On balance two particular factors have persuaded me to reject the generic test. First, the rule and practice in England is not to compel a newspaper to reveal its sources: see section 10 of the Contempt of Court Act 1981; R.S.C., Ord. 82, r.6; and Goodwin v. United Kingdom (1996) 22 E.H.R.R. 123, 143 at para. 39. By contrast a plaintiff in the United States is entitled to a pre-trial enquiry into the sources of the story and editorial decision-making: Herbert v. Lando (1979) 441 U.S. 153. Without such information a plaintiff suing for defamation in England will be substantially handicapped. Counsel for the newspaper observed that the House could recommend a reform of the procedural rule.
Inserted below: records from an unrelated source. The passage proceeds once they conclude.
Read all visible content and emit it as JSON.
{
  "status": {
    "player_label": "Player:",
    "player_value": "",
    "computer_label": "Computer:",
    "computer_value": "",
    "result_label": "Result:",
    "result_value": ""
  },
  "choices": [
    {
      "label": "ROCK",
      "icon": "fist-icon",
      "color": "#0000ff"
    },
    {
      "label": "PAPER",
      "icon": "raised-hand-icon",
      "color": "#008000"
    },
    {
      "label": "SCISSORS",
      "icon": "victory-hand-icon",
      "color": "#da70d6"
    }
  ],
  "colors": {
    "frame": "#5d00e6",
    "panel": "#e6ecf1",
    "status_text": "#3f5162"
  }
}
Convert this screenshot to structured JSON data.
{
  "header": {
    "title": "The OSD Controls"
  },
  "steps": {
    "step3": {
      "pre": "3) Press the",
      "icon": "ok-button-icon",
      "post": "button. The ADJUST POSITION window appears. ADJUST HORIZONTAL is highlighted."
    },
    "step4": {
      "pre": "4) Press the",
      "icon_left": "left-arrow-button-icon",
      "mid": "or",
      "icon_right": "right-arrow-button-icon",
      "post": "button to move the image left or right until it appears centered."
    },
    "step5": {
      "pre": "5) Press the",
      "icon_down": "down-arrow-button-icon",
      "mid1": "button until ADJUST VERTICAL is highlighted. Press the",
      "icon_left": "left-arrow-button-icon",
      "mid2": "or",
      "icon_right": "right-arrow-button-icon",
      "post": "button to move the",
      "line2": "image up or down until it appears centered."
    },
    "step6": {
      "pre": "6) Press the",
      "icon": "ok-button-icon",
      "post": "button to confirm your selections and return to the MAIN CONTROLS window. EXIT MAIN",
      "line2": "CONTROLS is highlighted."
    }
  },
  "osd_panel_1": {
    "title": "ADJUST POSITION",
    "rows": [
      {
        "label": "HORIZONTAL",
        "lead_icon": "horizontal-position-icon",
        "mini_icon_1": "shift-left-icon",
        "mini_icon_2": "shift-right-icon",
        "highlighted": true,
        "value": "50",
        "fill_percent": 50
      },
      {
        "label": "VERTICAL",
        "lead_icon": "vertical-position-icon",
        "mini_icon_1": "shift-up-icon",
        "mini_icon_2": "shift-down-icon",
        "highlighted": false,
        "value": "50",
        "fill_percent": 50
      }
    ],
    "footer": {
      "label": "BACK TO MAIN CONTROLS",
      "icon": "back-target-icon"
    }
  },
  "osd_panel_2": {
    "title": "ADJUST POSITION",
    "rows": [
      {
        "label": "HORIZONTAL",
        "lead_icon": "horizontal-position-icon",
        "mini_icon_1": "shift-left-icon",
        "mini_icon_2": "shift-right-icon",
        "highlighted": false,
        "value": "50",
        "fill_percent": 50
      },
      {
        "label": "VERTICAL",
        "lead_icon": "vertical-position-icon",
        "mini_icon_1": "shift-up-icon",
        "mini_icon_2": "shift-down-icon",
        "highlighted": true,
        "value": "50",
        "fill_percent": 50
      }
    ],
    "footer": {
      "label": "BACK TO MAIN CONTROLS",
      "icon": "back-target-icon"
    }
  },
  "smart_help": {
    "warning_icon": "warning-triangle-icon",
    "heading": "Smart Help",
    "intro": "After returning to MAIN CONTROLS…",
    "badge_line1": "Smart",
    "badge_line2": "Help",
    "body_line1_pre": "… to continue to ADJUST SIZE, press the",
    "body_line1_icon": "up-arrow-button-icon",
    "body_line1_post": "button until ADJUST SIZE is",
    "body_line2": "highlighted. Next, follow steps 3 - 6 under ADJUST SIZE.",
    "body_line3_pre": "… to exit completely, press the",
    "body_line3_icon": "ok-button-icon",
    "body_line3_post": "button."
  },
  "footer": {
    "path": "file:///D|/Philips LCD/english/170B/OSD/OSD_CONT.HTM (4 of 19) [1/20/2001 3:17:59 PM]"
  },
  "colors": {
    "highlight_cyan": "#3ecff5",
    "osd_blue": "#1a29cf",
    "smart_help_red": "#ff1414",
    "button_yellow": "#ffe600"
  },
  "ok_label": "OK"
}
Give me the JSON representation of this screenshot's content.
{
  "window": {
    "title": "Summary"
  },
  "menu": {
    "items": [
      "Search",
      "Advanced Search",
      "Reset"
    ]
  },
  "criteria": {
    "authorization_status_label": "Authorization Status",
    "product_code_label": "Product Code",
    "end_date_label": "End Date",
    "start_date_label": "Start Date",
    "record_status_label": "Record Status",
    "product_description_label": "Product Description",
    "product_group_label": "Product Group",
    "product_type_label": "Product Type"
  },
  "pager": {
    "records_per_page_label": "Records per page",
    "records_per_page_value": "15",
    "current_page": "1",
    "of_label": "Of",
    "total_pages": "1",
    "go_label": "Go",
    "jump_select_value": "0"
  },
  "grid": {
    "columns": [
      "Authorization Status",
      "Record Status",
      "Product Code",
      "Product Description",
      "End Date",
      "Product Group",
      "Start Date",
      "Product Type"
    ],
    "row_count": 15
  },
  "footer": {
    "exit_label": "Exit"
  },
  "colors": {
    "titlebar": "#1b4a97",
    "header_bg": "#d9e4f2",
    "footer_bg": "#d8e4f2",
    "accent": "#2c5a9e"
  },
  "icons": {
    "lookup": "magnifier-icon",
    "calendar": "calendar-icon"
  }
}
This is an unsatisfactory basis to embark on a radical development of the law. Given the procedural restrictions in England I regard the recognition of a generic qualified privilege of political speech as likely to make it unacceptably difficult for a victim of defamatory and false allegations of fact to prove reckless disregard of the truth. Secondly, a test expressed in terms of a category of cases, such as political speech, is at variance with the jurisprudence of the European Court of Human Rights which in cases of competing rights and interests requires a balancing exercise in the light of the concrete facts of each case. While there is as yet no decision directly in point, it seems to me that Professor John Fleming is right in saying that the basic approach of the European Court of Human Rights has been close to the German approach by insisting on individual evaluation of each case rather than categories: "Libel and Constitutional Free Speech," in Essays for Patrick Atiyah, ed. Cane and Stapleton (1991), p. 333 at pp .337 and 345. Our inclination ought to be towards the approach that prevails in the jurisprudence on the Convention. In combination these two factors make me sceptical of the value of introducing a rule dependent on general categorisation, with the attendant sacrifice of individual justice in particular cases.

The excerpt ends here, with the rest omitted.